Chinese carmakers such as Chery Automobile, China FAW Group, Great Wall Motor Co and Zotye Auto are looking to get a foothold here after setting up operations in Latin America, Eastern Europe, Africa and Russia.

“The Indian auto market is very price and value sensitive. China too is a developing economy offering price-competitive products, and there is a lot of opportunity,” said Ravi Santhanam, managing director of Hindustan Motors.

Doshi family-promoted Premier, one of country’s oldest car companies, has partnered Zotye Auto to launch its Zotye 2008 compact sports utility vehicle (SUV) in the Indian market. The base variant of the mini SUV is expected to be priced at Rs 5 lakh, the cost of a mid-size sedan. Asia MotorWorks, owned by Mumbai-based entrepreneur Anirudh Bhuwalka, one of the new entrants in the commercial vehicles space, imports heavy truck kits from China, while Hindustan Motors has tied up with Shandong Shifeng to import knocked-down kits of mini trucks from the company. The maker of Ambassador cars plans to initially assemble 1,000 mini trucks per month. Other domestic auto players such as Bajaj Auto and Asia MotorWorks are buying parts and kits from China to retain competitiveness.

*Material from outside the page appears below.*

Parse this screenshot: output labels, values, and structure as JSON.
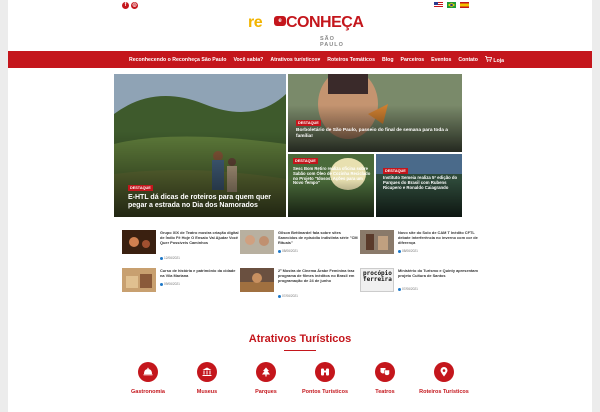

Two-wheeler maker Bajaj Auto has begun buying parts for its export vehicles from China, a strategy that has helped it gain price-competitiveness in African and Asean markets. However, the company continues to make the engines for these export models at its Indian plants.

A stickler for specifics, Bajaj Auto has stationed its staff at the Chinese suppliers to ensure they stick to its specified quality levels.

Other Chinese firms such as Chery, FAW and Great Wall, have had discussions with potential Indian partners to enter the country.

Over the years, Chinese companies have built huge car making volumes that are expected to touch 12 million vehicles this year, more than those in the US and 10 times India’s capacity. “While China always plays on volumes, they are now focusing on quality as well. There is a lot of push from their government for them to develop indigenous vehicles and stand firmly on quality parameters,” says Abdul Majeed, auto-practice leader at PriceWaterhouseCoopers.

As volumes start building up, economies of scale kick in. Manufacturers start investing in better dies, tooling, fixtures, gauges and other production equipment, giving components consistency, quality and accuracy, Mr Majeed added.

An indirect subsidy from the government has helped Chinese auto firms price their products competitively. While almost every Chinese carmaker would like to enter the promising Indian market, they are likely to face copyright issues similar to the ones they faced in the developed world, especially the US and Europe. Many western automakers have accused Chinese companies of copying their designs Apart from possible copyright issues, another inhibitor would be finding local partners as there aren’t enough established Indian OEMs that are without any tie-ups, said Adil Jal Darukhanawala, editor of Times Zigwheels.

Like in India, car ownership in China is low: Only 15-17 people per thousand own a car, presenting a significant growth opportunity in the Chinese automotive market. A two-decade headstart in reforms when compared to India and government support—by way of purchase tax trimming, car subsidy programme for rural areas and subsidy for vehicle scrap, among others—helped Chinese auto market grow.

“With rising affordability and easy bank finance, vehicle sales started picking up,” said a senior official from a Mumbai-based car company planning to launch Chinese vehicles in the Indian market.

Chinese automakers have grown by adopting practical and frugal strategies when deciding capital expenditure on their plants: Many facilities have manual assembly lines, developed at a low cost, that deliver quality and productivity.

Some analysts say that China will be, in the next decade, what Japan was to the auto industry in the 1980s and South Korea in the 1990s, said an auto analyst at a Mumbai-based brokerage.